The Twitter Firehose addresses the shortcomings of the previous two APIs, but at quite a substantial cost, whereas the other two are free to use. There are also a growing number of third party intermediaries that have access to the Twitter Firehose, and sell on the Twitter data they collect [link].
We chose to use the Streaming API to collect tweets containing the hashtags “python” and/or “rstats” and/or “datascience” over a 10 day period.
To harvest the data, a python script was created to utilize the API and append tweets to a single file. Command line tools such as cvskit and jq were then used to clean and preprocess the data, with the analysis done in Python using the pandas library.
Preliminary Results: Hashtag Counts and Co-occurrence
From Figure 1, it is immediately obvious that “python” and “datascience” were more popular hashtags than “rstats” over the time period sampled. Though interestingly, there was little overlap between these groups.

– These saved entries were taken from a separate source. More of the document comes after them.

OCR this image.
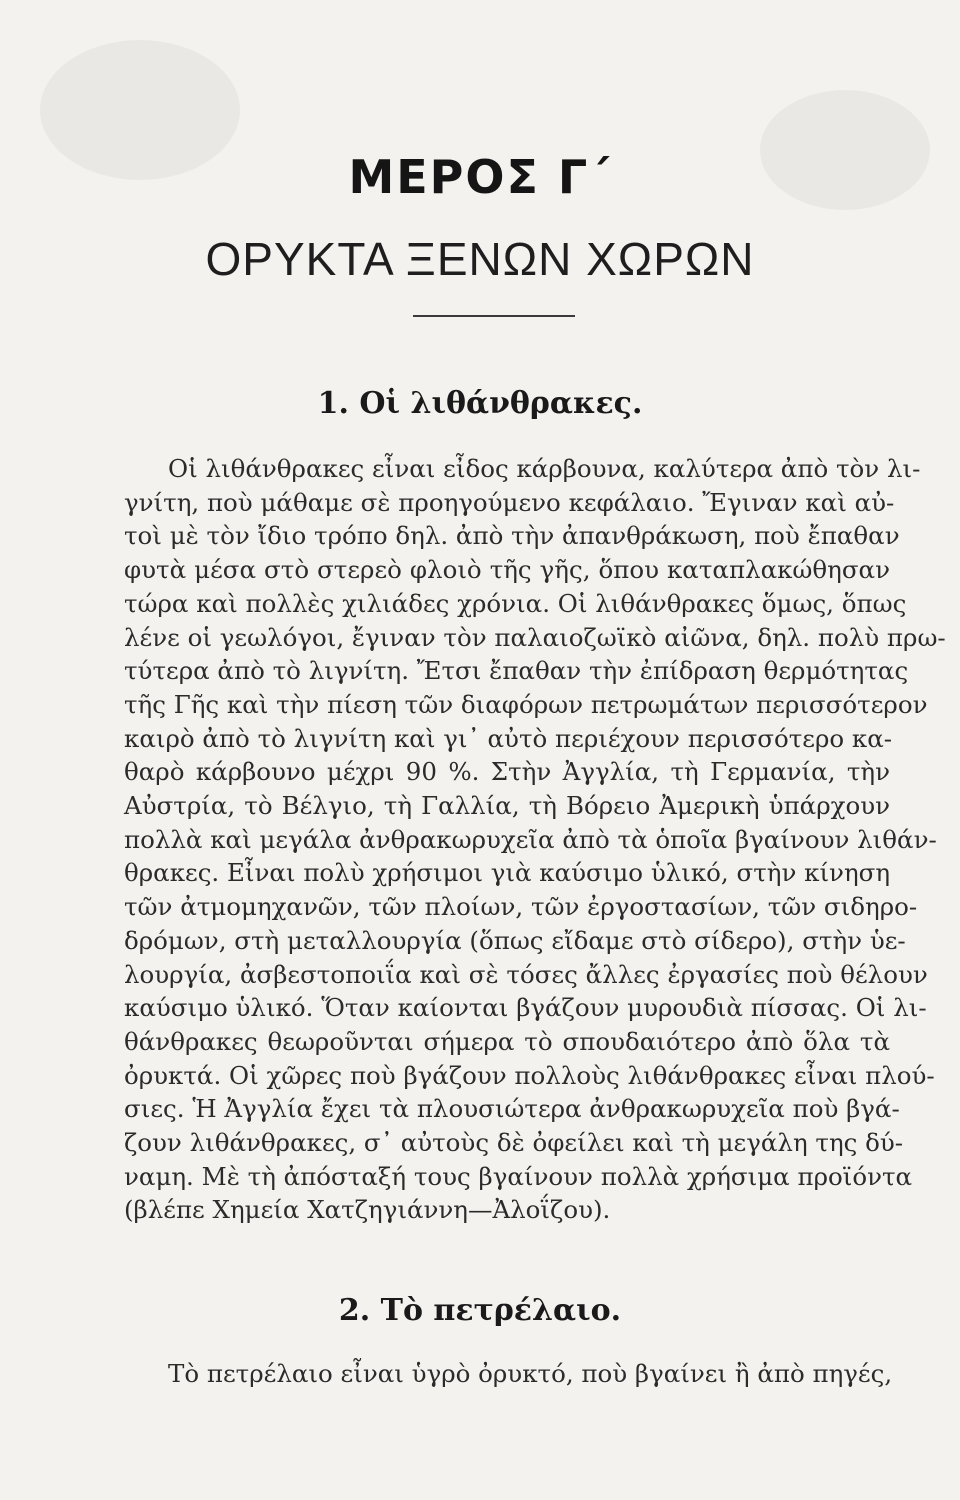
ΜΕΡΟΣ Γ΄
ΟΡΥΚΤΑ ΞΕΝΩΝ ΧΩΡΩΝ
1. Οἱ λιθάνθρακες.
Οἱ λιθάνθρακες εἶναι εἶδος κάρβουνα, καλύτερα ἀπὸ τὸν λι-
γνίτη, ποὺ μάθαμε σὲ προηγούμενο κεφάλαιο. Ἔγιναν καὶ αὐ-
τοὶ μὲ τὸν ἴδιο τρόπο δηλ. ἀπὸ τὴν ἀπανθράκωση, ποὺ ἔπαθαν
φυτὰ μέσα στὸ στερεὸ φλοιὸ τῆς γῆς, ὅπου καταπλακώθησαν
τώρα καὶ πολλὲς χιλιάδες χρόνια. Οἱ λιθάνθρακες ὅμως, ὅπως
λένε οἱ γεωλόγοι, ἔγιναν τὸν παλαιοζωϊκὸ αἰῶνα, δηλ. πολὺ πρω-
τύτερα ἀπὸ τὸ λιγνίτη. Ἔτσι ἔπαθαν τὴν ἐπίδραση θερμότητας
τῆς Γῆς καὶ τὴν πίεση τῶν διαφόρων πετρωμάτων περισσότερον
καιρὸ ἀπὸ τὸ λιγνίτη καὶ γι᾽ αὐτὸ περιέχουν περισσότερο κα-
θαρὸ κάρβουνο μέχρι 90 %. Στὴν Ἀγγλία, τὴ Γερμανία, τὴν
Αὐστρία, τὸ Βέλγιο, τὴ Γαλλία, τὴ Βόρειο Ἀμερικὴ ὑπάρχουν
πολλὰ καὶ μεγάλα ἀνθρακωρυχεῖα ἀπὸ τὰ ὁποῖα βγαίνουν λιθάν-
θρακες. Εἶναι πολὺ χρήσιμοι γιὰ καύσιμο ὑλικό, στὴν κίνηση
τῶν ἀτμομηχανῶν, τῶν πλοίων, τῶν ἐργοστασίων, τῶν σιδηρο-
δρόμων, στὴ μεταλλουργία (ὅπως εἴδαμε στὸ σίδερο), στὴν ὑε-
λουργία, ἀσβεστοποιΐα καὶ σὲ τόσες ἄλλες ἐργασίες ποὺ θέλουν
καύσιμο ὑλικό. Ὅταν καίονται βγάζουν μυρουδιὰ πίσσας. Οἱ λι-
θάνθρακες θεωροῦνται σήμερα τὸ σπουδαιότερο ἀπὸ ὅλα τὰ
ὀρυκτά. Οἱ χῶρες ποὺ βγάζουν πολλοὺς λιθάνθρακες εἶναι πλού-
σιες. Ἡ Ἀγγλία ἔχει τὰ πλουσιώτερα ἀνθρακωρυχεῖα ποὺ βγά-
ζουν λιθάνθρακες, σ᾽ αὐτοὺς δὲ ὀφείλει καὶ τὴ μεγάλη της δύ-
ναμη. Μὲ τὴ ἀπόσταξή τους βγαίνουν πολλὰ χρήσιμα προϊόντα
(βλέπε Χημεία Χατζηγιάννη—Ἀλοΐζου).
2. Τὸ πετρέλαιο.
Τὸ πετρέλαιο εἶναι ὑγρὸ ὀρυκτό, ποὺ βγαίνει ἢ ἀπὸ πηγές,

This suggests that the majority of tweets that mentioned these subjects either did so in isolation or alongside other hashtags that were not tracked. We can get a sense of which is the case by looking at a count of the total number of unique hashtags that occurred alongside each tracked hashtag, this is shown in Table 1.
These counts show that the “python” hashtag is mentioned alongside a lot more other topics/hashtags than “rstats” and “datascience”. This makes sense when you consider that Python is a general purpose programming language, and as such has a broader range across application domains than R, which is more statistically focused. In between these is the “datascience” hashtag, a term that relates to many different skillsets and technologies, and so we would expect the number of unique hashtag co-occurrences to be quite high.
So what are people mentioning alongside these hashtags if not these technologies?
Table 2 shows the top hashtags mentioned alongside the three tracked hashtags. Here the numbers in the header are the total number of tweets that contained the tracked hashtag term, plus at least one other hashtag. So the vast majority of tweets occur with multiple hashtags As can be seen all three subjects were commonly mentioned alongside other hashtags.
As we may expect, many co-occurring hashtags are closely related, though in general it’s interesting to see that “datascience” co-occurs with many more general concepts and or ‘buzzwords’ frequently, with technologies mentioned further down the list.
Python on the other hand occurs frequently alongside other web technologies, as well as “careers” and “hiring”, which may reflect a high demand for jobs that use Python and these related technologies for web development. On the other hand it may simply be that many good web developers are active on Twitter, and as such recruitment companies favor this medium of advertising when trying to fill web development positions.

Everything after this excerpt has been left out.